No comecinho dos anos oitenta, nas manhãs dos domingos a TV Globo apresentava o programa SOM BRASIL, e sua abertura musical era com “Vide Vida Marvada, com letra e música do cantor e apresentador, Rolando Boldrin. Essa toada e os Causos contados por ele, quase sempre, levavam a me sentir em uma estrada de sítio, ainda envolta no cheiro do verde e terra de chão, prestes a chegar em frente do terreiro de uma casa e ser recebido primeiro com surpresa, depois com aquela alegria e hospitalidade tão própria dos tios e avós.
Nesse mesmo tempo, quem fazia muito sucesso na TV era o ator Lima Duarte, e não foi nada estranho os dois se apresentarem juntos, mas não na televisão, e sim no Teatro Terraço Itália, ali na Avenida são Luiz, em São Paulo. Isso veio ocorrer num Recital de Guimarães Rosa, e anunciados como “Dois Caipiras de Black Tie” no espetáculo “SER TÃO SERTÃO”, onde os textos do autor mineiro eram recitados por Lima Duarte, entremeados de canções de Rolando Boldrin.
Anos após, com a saída de Rolando Boldrin, o programa passou a ser apresentado por Lima Duarte, contudo, foi mantido a música “Vide Vida Marvada”, como a música tema de sua abertura.
O novo apresentador, Lima Duarte, costumeiramente, abria o programa comentando ou interpretando um poema ou um texto de um autor vindo de diversos pontos dos Estados do Brasil.
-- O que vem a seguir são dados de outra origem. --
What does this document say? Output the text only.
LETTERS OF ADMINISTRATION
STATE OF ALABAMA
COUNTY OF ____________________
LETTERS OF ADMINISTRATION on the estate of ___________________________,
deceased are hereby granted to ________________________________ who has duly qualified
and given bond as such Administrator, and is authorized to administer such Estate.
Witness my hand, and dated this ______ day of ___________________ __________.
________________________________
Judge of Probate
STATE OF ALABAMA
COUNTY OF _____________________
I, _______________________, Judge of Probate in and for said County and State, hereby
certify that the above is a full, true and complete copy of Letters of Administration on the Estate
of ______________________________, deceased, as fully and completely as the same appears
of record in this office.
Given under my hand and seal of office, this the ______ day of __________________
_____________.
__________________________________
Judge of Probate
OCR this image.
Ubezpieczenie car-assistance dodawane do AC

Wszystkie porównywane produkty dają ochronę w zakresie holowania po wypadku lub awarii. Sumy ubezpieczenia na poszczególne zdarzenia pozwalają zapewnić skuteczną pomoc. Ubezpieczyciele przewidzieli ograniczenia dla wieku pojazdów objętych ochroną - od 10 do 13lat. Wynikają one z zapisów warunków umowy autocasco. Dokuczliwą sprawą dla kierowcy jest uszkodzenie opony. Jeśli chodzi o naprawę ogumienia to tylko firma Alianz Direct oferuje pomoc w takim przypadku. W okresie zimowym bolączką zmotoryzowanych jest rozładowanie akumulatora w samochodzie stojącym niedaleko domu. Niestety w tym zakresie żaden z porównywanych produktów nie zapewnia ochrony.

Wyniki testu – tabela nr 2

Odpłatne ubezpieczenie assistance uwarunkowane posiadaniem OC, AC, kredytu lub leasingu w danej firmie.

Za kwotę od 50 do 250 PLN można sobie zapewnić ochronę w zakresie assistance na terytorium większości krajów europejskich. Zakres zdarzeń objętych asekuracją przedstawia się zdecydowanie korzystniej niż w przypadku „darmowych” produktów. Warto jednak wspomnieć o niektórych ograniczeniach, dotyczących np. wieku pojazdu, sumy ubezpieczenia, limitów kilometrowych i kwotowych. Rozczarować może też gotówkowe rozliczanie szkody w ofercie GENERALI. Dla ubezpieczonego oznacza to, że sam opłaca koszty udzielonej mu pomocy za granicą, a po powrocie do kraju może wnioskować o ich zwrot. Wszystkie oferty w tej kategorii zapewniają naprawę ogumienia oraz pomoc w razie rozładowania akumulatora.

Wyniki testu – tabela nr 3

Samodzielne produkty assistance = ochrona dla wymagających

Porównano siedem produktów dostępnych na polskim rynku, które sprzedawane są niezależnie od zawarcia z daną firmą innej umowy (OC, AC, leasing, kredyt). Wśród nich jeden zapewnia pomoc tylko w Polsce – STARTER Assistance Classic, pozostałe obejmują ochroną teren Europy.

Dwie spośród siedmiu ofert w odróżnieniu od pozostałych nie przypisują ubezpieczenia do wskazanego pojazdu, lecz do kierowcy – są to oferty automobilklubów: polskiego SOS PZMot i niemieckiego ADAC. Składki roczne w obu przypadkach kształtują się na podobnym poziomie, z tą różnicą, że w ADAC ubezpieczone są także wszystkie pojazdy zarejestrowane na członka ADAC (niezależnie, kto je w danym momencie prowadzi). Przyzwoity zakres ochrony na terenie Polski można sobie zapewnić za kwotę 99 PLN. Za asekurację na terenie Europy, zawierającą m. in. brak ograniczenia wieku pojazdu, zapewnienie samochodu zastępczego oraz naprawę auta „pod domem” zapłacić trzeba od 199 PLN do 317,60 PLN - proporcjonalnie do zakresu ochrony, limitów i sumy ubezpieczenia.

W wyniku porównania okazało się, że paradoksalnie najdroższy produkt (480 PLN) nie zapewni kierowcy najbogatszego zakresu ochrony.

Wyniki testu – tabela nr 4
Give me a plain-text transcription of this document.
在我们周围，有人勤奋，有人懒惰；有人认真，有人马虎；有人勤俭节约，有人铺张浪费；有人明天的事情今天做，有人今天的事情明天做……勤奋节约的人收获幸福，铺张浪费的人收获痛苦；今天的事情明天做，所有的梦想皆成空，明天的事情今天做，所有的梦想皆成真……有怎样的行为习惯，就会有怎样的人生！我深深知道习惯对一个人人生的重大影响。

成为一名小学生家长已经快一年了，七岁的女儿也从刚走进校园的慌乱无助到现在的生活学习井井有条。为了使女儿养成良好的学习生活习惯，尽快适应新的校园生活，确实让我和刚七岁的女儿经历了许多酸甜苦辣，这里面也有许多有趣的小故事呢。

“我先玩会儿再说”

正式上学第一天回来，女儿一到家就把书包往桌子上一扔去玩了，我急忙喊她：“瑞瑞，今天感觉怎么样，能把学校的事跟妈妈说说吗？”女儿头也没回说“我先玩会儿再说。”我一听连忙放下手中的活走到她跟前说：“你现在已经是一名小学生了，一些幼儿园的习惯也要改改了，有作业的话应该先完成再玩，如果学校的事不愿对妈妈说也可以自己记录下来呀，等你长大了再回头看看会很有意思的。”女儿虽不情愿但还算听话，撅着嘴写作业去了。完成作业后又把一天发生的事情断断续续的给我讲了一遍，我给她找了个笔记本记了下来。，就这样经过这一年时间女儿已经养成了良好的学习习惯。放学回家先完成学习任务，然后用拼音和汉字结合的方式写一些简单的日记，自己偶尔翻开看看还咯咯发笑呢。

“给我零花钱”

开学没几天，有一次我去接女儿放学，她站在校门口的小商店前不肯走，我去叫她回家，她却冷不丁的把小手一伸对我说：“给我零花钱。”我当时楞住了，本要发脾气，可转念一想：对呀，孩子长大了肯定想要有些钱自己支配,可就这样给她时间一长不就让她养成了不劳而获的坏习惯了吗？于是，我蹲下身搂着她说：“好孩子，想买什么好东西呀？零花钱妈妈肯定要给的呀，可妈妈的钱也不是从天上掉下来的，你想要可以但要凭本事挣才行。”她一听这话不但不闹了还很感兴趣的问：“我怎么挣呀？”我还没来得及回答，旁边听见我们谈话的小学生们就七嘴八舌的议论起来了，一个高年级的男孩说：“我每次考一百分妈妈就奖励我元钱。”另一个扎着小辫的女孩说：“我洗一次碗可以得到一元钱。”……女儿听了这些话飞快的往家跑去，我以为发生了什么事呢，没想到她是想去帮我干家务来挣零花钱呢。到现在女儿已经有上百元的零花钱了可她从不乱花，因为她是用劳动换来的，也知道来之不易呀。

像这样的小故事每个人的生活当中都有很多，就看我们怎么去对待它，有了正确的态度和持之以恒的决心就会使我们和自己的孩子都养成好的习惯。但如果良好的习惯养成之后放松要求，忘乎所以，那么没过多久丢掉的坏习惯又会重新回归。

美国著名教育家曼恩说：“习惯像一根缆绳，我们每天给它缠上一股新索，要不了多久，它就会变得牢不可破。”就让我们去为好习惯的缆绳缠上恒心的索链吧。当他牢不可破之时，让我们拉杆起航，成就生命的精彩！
Certa vez, ele foi buscar do Rio Grande do Sul, um texto de Mário Quintana, que assim foi interpretado pelo apresentador do programa: “Numa manhã, bem cedo, o autor sentou-se diante de sua máquina de escrever, colocou uma folha de papel em branco e ficou olhando a até que viesse algo para ele escrever nela.
Fitando aquela tela que se prontificara em sua frente, começou a observar uma formiguinha que entrou timidamente pela beira da página, atravessou-a de ponta a ponta, voltou e zigzagueou pela folha inteira novamente. Então, Mário Quintana se perguntou: O que eu posso acrescentar a essa folha depois dela ter sido inteiramente percorrida por uma vida?”
Guardadas as proporções, essa foi a interrogação que me ocorreu, pois neste mês de outubro, quando os professores ficam rebulidos de tantas homenagens e valorizações, andei nestas mesmas linhas, relembrando dois professores em uma AULA DE FRANCES, e isso fez inúmeros contemporâneos elencarem muitos outros professores que também foram importantes em nossas vidas.
Entretanto, o que mais me tocou, foi um apelo do meu amigo do peito, lembrando -me que entre os outros importantes professores, deveria me lembrar daquele que foi o nosso primeiro e único mestre da nossa Língua Mãe do Português, o Latim, e de quem ensinava a matéria mais sisuda e com menos charme na época, o Professor JOSE MATARAZZO.
Todavia, diante do pleito de meu amigo, eu me senti na mesma condição do Mário
Quintana, diante da folha em branco que já fora preenchida de vida, pois eu jamais poderia acrescentar o humor e a leveza existentes no poema de sua lavra: AULA DE LATIM.
Com o mesmo respeito e solenidade com o que houveram com os textos de Guimarães Rosa, Lima Duarte e Rolando Boldrin, colocando até smocking para interpretá-los, eu também vou ter que colocar no meu imaginário, aquele surrado terno de brim caqui dos tempos do Ginásio, para reproduzir abaixo o publicado, na Coletânea Poética Capão Bonito/SP, Novos Versos Gameleiros, em sua página 47, de autoria de meu amigo.
AULA DE LATIM
lupus, Lupi, luporum
Lá vinha seu zé Matarazzorum
Com seu cheiro de sacristia
E ar de sexta-feira maiorum!
E tomem declinações:
Inquisição do Nominativo,
Com um olhar no acusativo
De inferno ou purgatório!
Texto para a sabatina
E o famigerado exame oral,
Que tornava o velho mestre
Um dos membros do jurado
Do juízo final!
Quousque tanden, Catilina?
E a barriga respondia:
Até a hora do almoço.
Data venia, ab ovo,
Arroz-feijão e taubaina!
Tenho amigos, que ainda são capazes de lembrar das lendárias declinações,Tarquínio Soberbo, Romulo e Remo, que eram longos textos de histórias do Império Romano.
O PROFESSOR JOSE MATARAZZO era muito católico, ás vezes até ajudava nas missas e vivia sempre trajado com um terno de linho, impecavelmente branco.